これまた突然、彼女が卓上の封筒を手に取った。私にはもう、希望を感じるような余裕さえなかった。
彼女は私の手を取ると、部屋を出て廊下を通り、一階のロビーへ下りた。彼女は私を引っ張ったまま玄関を出て、池の方に通じる階段を下りていった。雨が孕んでいた濃厚な土の匂いがまだ漂っていた。雨の中でどこに隠れていたのか、小鳥たちが空中を駆け抜けて行った。
彼女と私はまるで導かれるかのように入鹿池の岸辺にたどり着いた。そこでようやく手を離すと、彼女はここまで持ってきたあの封筒の宛先を見つめてこう言った。
「深田、恵理。懐かしい名前だわ」
これまでの苦悩が嘘だったかのように、彼女は封筒から便箋を取り出して内容を読み始めた。私は呆然と彼女の傍に立っていることしかできなかった。手紙がぽたぽたと濡れるのが見えた。また雨が降り始めたのかと思ったが、そうではなかった。読み終わるのに時間のかかる分量ではなかったが、彼女は何度も何度も読み返しているのだろう、私たちはしばらくの間、言葉を発することもなく、ただその岸辺に立っていた。
ようやく満足したのか、彼女はハンカチで目のあたりを拭うと、私に向き直った。
「読みました、これで貴方も満足でしょう」
その言葉に棘がなかったので、私は少しばかり意外な感じがした。彼女の感じているものが、その白い肌に透けて見えた。
「でも、この手紙はここに在るべきものじゃない。私のためにも、……木村くんのためにも」
彼女はそう言うと、またしても唐突にその場に座り込んだ。地面が濡れているのに何をするのかと思えば、膝の上でその便箋を折り始めた。瞬く間に紙の船が出来上がり、彼女はそれを私に手渡してきた。
「さあ、これが貴方の最後の仕事です。誰も知らない池の向こう岸まで、これを流してあげて下さい」
私は言われるがままに紙の船を受け取った。水面にそっと浮かべると、紙の船が弱々しくも前進し始めた。紙で作られた船だからすぐに沈んでしまうだろう、そんな予測は見事に裏切られて、私がこの犬山で過ごした時間のように、ゆっくりゆっくりと漸進していった。私たちは紙の船が見えなくなるまで、岸辺から静かに見つめ続けた。私は木村が遺したもう一つの手紙、遺書のある一節を思い出していた。木村はこの世界のどこかでまだ生きている、そんな不思議な予感がした。
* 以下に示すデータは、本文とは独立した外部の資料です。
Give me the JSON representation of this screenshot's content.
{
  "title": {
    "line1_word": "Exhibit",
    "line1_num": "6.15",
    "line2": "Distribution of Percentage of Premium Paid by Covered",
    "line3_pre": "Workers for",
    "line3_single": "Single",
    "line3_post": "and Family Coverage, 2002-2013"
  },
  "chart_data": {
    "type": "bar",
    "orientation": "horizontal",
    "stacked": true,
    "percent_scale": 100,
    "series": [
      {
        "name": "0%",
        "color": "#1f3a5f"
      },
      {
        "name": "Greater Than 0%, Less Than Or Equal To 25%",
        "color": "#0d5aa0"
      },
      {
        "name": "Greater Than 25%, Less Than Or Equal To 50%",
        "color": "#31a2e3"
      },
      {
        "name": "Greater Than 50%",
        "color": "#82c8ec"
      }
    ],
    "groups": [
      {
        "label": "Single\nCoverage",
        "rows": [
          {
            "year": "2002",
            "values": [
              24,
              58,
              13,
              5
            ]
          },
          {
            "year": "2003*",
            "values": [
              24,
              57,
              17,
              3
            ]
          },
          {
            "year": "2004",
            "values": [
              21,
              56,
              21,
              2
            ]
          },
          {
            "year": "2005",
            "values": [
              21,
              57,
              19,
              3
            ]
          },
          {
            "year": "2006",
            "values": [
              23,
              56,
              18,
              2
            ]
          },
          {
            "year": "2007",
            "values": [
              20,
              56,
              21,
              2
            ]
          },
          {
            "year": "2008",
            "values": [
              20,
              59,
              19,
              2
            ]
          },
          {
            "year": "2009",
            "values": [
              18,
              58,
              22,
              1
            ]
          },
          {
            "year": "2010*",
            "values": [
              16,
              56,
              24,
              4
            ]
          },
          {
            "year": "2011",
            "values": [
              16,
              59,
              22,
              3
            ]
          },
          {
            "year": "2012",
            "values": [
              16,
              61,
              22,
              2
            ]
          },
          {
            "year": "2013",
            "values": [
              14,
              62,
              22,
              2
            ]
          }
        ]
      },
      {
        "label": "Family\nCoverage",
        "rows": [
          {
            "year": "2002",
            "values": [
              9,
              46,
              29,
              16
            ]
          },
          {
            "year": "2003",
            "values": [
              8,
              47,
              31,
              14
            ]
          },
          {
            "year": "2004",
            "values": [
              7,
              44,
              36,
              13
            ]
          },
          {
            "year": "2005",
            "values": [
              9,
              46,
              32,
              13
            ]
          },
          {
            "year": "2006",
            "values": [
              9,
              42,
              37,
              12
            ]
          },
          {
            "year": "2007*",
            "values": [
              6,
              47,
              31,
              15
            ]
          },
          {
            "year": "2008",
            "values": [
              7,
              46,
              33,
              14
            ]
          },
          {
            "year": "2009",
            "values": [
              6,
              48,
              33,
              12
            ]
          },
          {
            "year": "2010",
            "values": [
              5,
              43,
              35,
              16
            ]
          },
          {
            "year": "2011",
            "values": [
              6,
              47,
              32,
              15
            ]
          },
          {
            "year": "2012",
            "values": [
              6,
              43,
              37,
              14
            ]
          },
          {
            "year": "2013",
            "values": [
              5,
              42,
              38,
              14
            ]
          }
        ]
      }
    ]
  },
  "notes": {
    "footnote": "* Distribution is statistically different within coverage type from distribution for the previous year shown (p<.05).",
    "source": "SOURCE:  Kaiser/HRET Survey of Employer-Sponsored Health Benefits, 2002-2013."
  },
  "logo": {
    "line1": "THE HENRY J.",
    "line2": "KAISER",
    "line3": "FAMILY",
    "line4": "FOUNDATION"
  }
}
……それから、中川恵理は昔の木村のことを話してくれた。昔はどちらかというと太っていて、勉強のよくできる子供だった。それは、痩せ型で会社のお荷物と呼ばれる、私の知っている木村とは大きく異なっていた。昔の話を聞くばかりになったので私の知る木村のことを話してあげようとも思ったが、今の彼女にはそんなことは重要ではないというのが分かった。見識のある夫がいて可愛い盛りの息子がいる、今の中川恵理には。
「恥ずかしながら、僕は木村の友人としてあなたに語るべきものを何も持っていません。それにただの自己満足で行動したかもしれません。でも、一つだけ言えることは、あなたに出会えて良かった」
彼女はかすかな笑みを浮かべた。そして、
「本当ですね」
と言った。
それが何に対しての「本当ですね」なのかは、結局分からなかった。
私と中川恵理が旅館に戻ると、旅館の主人が彼女の息子を抱きかかえて待っていた。まるで未来の希望を手にしたかのような和やかな顔をして。
彼女が自分の息子を腕に受け取ると、ちょうど眠りかけていたのを起こされて不満そうな仕草をしてみせた。彼女は甘い声でこう囁いた。
「了、そろそろ帰ろうか」
私はその言葉を聞き逃さなかった。それこそは、十五年前と今とを繋ぐ架け橋のような言葉だった。
私は呆然として彼女の顔を見つめていたが、彼女は私の方をちらりと見て軽く会釈をして、そのまま車に乗り込んだ。
「……帰るとするか」
私はそう呟いたが、とうとう入鹿池を一周できなかったのが悔やまれた。
玄関先で二人を見送った主人は、私の顔を見るなりこう言った。